Chief of Naval Staff
- In office 20 August 2008 – 8 September 2010
- Preceded by: Vice Adm. Ganiyu Adekeye
- Succeeded by: Vice Adm. Ola Sa'ad Ibrahim

Personal details
- Born: 19 September 1952 Jaba, Northern Region, British Nigeria (now in Kaduna State, Nigeria)
- Died: 4 January 2022 (aged 69)

Military service
- Allegiance: Nigeria
- Branch/service: Nigerian Navy
- Rank: Vice Admiral

= Ishaya Ibrahim =

18th Chief of Naval Staff (Nigeria)

Ishaya Iko Ibrahim DSS psc fwc (19 September 1952 – 4 January 2022) was the 18th Chief of the Nigerian Naval Staff. He was flag officer commanding Naval training command and Naval western command before his appointment as Chief of Naval Staff in August 2008.

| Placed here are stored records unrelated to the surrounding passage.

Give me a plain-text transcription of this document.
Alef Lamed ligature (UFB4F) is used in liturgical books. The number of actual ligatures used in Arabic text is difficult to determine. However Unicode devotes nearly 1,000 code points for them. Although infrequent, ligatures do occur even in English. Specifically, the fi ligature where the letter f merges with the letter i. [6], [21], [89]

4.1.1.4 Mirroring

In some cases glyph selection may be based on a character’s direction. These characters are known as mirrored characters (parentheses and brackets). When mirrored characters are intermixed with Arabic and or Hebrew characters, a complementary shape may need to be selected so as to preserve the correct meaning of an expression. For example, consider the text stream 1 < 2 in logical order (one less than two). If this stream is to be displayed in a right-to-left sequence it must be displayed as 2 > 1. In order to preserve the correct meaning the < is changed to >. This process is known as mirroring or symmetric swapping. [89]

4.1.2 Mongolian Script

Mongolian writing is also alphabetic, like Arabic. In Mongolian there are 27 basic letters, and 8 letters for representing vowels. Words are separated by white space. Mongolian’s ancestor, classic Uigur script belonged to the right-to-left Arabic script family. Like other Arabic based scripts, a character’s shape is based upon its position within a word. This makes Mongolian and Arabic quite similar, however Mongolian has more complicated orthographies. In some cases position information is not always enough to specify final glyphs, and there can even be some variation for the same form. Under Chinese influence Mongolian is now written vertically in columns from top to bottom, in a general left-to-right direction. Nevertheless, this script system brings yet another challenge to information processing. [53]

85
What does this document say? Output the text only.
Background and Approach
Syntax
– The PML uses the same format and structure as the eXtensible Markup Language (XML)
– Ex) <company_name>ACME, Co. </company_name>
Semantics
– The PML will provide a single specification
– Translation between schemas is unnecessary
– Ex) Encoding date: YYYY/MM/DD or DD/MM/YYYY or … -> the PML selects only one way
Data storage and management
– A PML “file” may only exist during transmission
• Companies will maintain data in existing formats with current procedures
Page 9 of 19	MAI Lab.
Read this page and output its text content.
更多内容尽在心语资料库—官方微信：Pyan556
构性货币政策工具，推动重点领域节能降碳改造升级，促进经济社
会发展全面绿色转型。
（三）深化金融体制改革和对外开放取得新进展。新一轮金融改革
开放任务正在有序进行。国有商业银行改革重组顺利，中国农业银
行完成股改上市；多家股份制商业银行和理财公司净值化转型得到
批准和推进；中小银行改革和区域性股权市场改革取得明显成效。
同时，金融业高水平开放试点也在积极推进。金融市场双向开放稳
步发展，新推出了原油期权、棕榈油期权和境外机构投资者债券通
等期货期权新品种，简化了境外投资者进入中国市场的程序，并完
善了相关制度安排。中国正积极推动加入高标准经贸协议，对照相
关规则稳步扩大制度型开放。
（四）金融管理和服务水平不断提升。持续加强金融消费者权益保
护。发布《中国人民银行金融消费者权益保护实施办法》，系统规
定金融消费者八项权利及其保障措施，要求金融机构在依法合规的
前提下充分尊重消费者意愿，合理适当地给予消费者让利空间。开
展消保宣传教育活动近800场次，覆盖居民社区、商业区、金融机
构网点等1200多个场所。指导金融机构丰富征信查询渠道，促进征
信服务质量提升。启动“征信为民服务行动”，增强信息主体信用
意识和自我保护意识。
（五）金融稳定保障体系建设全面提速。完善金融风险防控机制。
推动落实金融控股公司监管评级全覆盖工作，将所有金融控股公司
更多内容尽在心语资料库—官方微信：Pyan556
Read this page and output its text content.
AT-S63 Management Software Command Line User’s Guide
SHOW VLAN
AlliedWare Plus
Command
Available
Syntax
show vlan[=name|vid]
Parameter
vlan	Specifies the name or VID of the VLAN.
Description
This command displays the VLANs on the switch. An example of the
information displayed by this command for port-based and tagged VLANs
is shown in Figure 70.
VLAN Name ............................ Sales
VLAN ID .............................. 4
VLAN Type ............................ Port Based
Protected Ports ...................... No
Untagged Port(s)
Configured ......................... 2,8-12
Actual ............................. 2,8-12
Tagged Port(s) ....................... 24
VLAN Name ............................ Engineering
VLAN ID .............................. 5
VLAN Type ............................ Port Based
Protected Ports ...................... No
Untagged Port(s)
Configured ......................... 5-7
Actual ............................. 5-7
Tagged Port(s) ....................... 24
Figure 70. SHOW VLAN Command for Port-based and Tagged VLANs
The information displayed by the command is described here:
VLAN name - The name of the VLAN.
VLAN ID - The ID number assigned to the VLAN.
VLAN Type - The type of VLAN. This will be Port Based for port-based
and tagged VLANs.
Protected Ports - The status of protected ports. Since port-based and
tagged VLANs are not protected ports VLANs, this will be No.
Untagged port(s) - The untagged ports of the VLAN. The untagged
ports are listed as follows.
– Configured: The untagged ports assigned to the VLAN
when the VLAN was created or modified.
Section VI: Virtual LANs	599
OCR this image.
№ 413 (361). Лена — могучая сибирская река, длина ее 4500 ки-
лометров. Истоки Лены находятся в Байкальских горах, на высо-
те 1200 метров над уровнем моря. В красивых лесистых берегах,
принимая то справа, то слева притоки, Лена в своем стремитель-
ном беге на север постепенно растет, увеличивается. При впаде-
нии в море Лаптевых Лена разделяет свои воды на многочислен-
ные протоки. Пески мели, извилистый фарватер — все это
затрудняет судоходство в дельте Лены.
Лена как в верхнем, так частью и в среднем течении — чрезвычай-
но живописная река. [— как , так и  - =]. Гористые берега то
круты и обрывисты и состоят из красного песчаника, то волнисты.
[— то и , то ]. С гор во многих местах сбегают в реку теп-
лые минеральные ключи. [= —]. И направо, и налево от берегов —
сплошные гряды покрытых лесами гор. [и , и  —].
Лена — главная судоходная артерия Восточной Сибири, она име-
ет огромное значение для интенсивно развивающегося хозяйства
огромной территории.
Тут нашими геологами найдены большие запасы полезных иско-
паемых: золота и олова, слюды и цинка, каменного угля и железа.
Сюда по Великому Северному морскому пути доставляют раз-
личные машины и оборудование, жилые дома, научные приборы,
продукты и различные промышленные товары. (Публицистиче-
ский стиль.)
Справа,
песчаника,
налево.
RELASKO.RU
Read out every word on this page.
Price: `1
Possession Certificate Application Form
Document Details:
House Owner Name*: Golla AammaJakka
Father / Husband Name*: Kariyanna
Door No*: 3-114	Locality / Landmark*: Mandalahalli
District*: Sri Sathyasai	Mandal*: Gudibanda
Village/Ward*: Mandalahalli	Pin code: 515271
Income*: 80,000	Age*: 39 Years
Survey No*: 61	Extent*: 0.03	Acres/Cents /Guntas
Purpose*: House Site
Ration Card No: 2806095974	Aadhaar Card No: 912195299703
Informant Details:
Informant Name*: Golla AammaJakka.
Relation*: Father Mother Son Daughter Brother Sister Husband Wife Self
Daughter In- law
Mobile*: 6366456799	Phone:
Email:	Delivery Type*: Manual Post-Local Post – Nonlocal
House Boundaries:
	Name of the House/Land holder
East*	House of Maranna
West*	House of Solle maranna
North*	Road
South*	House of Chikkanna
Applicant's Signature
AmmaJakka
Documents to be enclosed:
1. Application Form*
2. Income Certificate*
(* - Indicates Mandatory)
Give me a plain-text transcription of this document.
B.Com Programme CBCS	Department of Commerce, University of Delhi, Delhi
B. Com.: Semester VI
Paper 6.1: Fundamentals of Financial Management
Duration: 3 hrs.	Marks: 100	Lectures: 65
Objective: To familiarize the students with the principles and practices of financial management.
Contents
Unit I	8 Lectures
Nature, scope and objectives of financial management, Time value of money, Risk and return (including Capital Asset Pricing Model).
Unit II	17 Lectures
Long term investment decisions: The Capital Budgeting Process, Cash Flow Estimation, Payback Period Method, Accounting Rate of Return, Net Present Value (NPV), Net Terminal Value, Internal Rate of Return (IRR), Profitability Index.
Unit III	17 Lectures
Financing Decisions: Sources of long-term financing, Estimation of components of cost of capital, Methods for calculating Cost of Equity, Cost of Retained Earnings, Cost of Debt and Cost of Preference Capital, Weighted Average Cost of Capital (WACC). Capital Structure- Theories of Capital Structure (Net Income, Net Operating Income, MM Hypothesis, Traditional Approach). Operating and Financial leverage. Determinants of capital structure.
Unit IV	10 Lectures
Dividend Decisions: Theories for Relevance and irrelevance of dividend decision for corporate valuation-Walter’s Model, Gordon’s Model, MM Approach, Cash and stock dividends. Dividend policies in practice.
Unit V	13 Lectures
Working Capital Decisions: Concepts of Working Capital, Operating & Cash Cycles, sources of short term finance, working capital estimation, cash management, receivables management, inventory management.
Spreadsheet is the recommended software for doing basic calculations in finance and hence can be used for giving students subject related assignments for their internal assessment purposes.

==Background and early life==
Admiral Ibrahim was born in Jaba local government in Kaduna State. He spent and grew up in Kwoi where he had his primary education. He finished his secondary education in S.I.M Secondary School in Kagoro.
He joined the Navy as a member of the 14th regular combatant course.

==Career==
Rear Admiral I.I. Ishaya served as the Chairman, Board of Directors, National Inland Waterways Authority (NIWA), Lokoja.
Admiral Ibrahim served on board several ships, he was the deputy defence attaché in Cotonou, Republic of Benin.

==Personal life==
Admiral Ibrahim was married to Mrs Grace Ibrahim and they have six children.